Users' questions

Which is correct I kept waiting for an hour Last Night?

Which is correct I kept waiting for an hour Last Night?

I kept waiting for an hour last night. I was kept waiting for an hour last night. Both the sentences are grammatically correct, with a difference in meaning. The first sentence indicates that you continued waiting of your own free will for an hour last night.

What does wait mean in English grammar today?

from English Grammar Today. Wait means ‘stay in the same place or not do something until something else happens’. We can use it with or without for: Put a tea bag into the cup, then add water and wait (for) a minute or two before taking it out. I phoned the head office but I had to wait (for) five minutes before I spoke to anyone.

What does it mean to be kept waiting by someone?

If you are kept waiting by someone then that means you did keep waiting while the other person didn’t show up. (This seems like a very poor question, though; I would never make such a distinction unless it was demanded of me.)

When do you use the phrase’can’t wait’?

Can’t wait. When we are very excited about something that is going to happen, we use the phrase can’t wait for + noun phrase or can’t wait + to -infinitive: I can’t wait for tonight. I’m having a party! (I’m really looking forward to tonight.)

Which is better I have been waiting or I have waited?

How Long ” or the “Duration” of the time, or how long you have waited. It is better to use Present Perfect Progressive (with ING in the end). So I would say “. I have been waiting here for hours” is better than “I have waited here for hours”.

I kept waiting for an hour last night. I was kept waiting for an hour last night. Both the sentences are grammatically correct, with a difference in meaning. The first sentence indicates that you continued waiting of your own free will for an hour last night.

Who are the panelists on Wait Wait?

On November 16, 2011, BBC America announced that the show would make its television debut with a “2011 Year in Review” special airing on December 23, to be retransmitted by NPR stations on the 24th and 25th.
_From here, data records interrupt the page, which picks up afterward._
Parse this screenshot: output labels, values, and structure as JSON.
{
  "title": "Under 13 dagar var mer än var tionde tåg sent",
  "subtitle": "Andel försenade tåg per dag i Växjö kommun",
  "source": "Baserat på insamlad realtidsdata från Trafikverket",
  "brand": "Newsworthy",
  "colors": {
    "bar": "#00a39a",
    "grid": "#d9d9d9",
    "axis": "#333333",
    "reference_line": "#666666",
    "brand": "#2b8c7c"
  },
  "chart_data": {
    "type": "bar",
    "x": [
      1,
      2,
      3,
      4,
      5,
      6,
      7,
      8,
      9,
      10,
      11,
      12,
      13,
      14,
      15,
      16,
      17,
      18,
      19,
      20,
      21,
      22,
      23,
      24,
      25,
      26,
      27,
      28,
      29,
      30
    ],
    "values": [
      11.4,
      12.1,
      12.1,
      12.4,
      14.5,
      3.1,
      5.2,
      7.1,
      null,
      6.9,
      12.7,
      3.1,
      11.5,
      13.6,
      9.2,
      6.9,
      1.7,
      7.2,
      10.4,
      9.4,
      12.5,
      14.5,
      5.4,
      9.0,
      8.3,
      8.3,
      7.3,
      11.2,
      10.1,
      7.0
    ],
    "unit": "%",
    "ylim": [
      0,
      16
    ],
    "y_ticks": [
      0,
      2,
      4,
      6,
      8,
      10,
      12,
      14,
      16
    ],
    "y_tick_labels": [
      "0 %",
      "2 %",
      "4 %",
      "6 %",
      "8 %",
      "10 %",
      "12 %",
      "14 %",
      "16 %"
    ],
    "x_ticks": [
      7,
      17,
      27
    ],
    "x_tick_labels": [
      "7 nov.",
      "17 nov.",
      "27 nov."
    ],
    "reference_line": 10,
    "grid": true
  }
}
The taping included two American panelists— Wait Wait regulars Paula Poundstone and Alonzo Bodden —and British newcomer Nick Hancock.

Where does Wait Wait Don’t Tell me take place?

Don’t Tell Me! episodes Wait Wait… Don’t Tell Me! is usually recorded in front of a live audience in Chicago at the Chase Auditorium beneath the Chase Tower on Thursday nights. Until May 2005, the show was recorded in one of Chicago Public Radio’s studios, with no audience and often with one or more panelists calling in from other locations.